Among those arrested, officials said, was Anthonius Wamang, who was indicted by a U.S. grand jury in 2004 for the murders of Rickey Lynn Spier, 44, of Littleton, Colo., and Leon Edwin Burgon, 71, of Sunriver, Ore. The teachers were killed in August 2002 near a gold mine in the Indonesian province of West Papua.
State Department spokesman Sean McCormack said, ``Seeking justice for this crime remains a priority for the United States, and we are pleased that the Indonesian government also recognizes the importance of this case.″
He said the FBI has worked with the Indonesian police and military on the case.
Some U.S. observers said Thursday they wanted more details on the arrests to make sure the suspects weren’t treated unfairly and weren’t targeted simply because they opposed the government.
A tiny separatist movement has persisted in Papua province, the primitive, resource-rich western half of New Guinea island. Rights groups maintain that about 100,000 people have died as a result of military action or atrocities carried out by Indonesian troops.

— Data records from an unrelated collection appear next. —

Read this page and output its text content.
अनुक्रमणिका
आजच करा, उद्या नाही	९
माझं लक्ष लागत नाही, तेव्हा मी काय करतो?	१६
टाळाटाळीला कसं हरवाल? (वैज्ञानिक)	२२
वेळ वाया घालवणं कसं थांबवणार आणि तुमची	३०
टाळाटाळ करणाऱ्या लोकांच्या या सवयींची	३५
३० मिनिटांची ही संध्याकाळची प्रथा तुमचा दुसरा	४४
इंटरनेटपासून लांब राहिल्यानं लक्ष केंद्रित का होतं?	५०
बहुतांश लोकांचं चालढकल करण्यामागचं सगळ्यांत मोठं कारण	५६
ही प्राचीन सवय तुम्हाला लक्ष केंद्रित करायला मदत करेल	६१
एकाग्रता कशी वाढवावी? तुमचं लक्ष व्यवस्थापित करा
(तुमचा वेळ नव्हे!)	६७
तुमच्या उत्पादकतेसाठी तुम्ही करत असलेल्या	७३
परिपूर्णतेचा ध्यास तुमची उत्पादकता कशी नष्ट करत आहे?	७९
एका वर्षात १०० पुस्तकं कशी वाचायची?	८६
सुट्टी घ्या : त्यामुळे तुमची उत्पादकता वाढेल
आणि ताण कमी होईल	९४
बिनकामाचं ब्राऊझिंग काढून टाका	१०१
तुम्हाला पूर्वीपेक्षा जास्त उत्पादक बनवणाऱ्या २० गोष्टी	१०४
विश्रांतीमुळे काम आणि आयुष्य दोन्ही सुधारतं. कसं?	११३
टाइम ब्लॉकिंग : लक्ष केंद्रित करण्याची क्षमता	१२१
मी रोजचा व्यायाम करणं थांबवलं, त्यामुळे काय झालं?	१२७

Tim Rieser, an aide to Sen. Patrick Leahy, D-Vt., who has criticized U.S. funding of military training for Indonesia, called the arrests ``a step in the right direction, but there are so many unanswered questions in this case, including who these people are and what role they may have had in these crimes.″
He said it is important that ``anyone arrested and accused is treated fairly and receives due process, something that is, unfortunately, the exception rather than the norm in Indonesia.″
Sen. Russ Feingold, D-Wis., praised the arrests but urged Indonesia’s government to ``show the international community and the people of Indonesia that it is dedicated to the rule of law and to using a judicial process that is fair, transparent and respectful of human rights.″
Indonesian authorities described the 12 suspects as members of West Papua’s separatist movement.
Edmund McWilliams, a rights activist who worked as a political counselor at the U.S. Embassy in Jakarta in the 1990s, said that ``whenever the Indonesian government wants to denigrate people, they call them separatists.″
Indonesia has no extradition agreement with the United States. It was unclear whether Jakarta will surrender Wamang to Washington.